Arpino Bruno, Cannas Massimo
Department of Political and Social Sciences, Universitat Pompeu Fabra, Barcelona, Spain.
Department of Economic and Business Science, University of Cagliari, Via Sant'Ignazio 17, Cagliari, 09124, Italy.
Stat Med. 2016 May 30;35(12):2074-91. doi: 10.1002/sim.6880. Epub 2016 Feb 1.
This article focuses on the implementation of propensity score matching for clustered data. Different approaches to reduce bias due to cluster-level confounders are considered and compared using Monte Carlo simulations. We investigated methods that exploit the clustered structure of the data in two ways: in the estimation of the propensity score model (through the inclusion of fixed or random effects) or in the implementation of the matching algorithm. In addition to a pure within-cluster matching, we also assessed the performance of a new approach, 'preferential' within-cluster matching. This approach first searches for control units to be matched to treated units within the same cluster. If matching is not possible within-cluster, then the algorithm searches in other clusters. All considered approaches successfully reduced the bias due to the omission of a cluster-level confounder. The preferential within-cluster matching approach, combining the advantages of within-cluster and between-cluster matching, showed a relatively good performance both in the presence of big and small clusters, and it was often the best method. An important advantage of this approach is that it reduces the number of unmatched units as compared with a pure within-cluster matching.
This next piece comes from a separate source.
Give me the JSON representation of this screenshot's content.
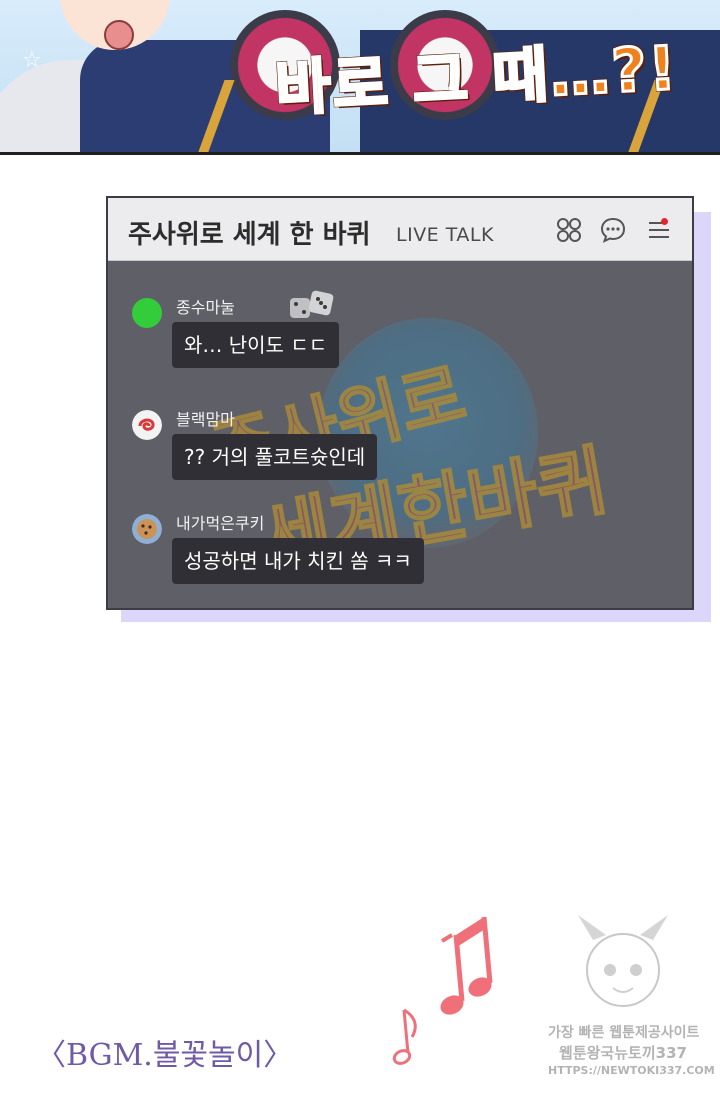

We applied these methods to the estimation of the effect of caesarean section on the Apgar score using birth register data. Copyright © 2016 John Wiley & Sons, Ltd.
本文重点关注聚类数据倾向得分匹配的实施。使用蒙特卡罗模拟来考虑和比较不同的方法,以减少由于聚类层面混杂因素导致的偏差。我们研究了以两种方式利用数据聚类结构的方法:在倾向得分模型的估计中(通过纳入固定或随机效应)或在匹配算法的实施中。除了纯粹的聚类内匹配外,我们还评估了一种新方法——“优先”聚类内匹配的性能。这种方法首先在同一聚类内寻找要与处理单元匹配的对照单元。如果在聚类内无法匹配,那么算法就在其他聚类中搜索。所有考虑的方法都成功地减少了由于遗漏聚类层面混杂因素而导致的偏差。“优先”聚类内匹配方法结合了聚类内匹配和聚类间匹配的优点,在存在大聚类和小聚类的情况下都表现出相对较好的性能,并且它常常是最佳方法。与纯粹的聚类内匹配相比,这种方法的一个重要优点是它减少了未匹配单元的数量。我们将这些方法应用于使用出生登记数据估计剖宫产对阿氏评分的影响。版权所有© 2016约翰·威利父子有限公司。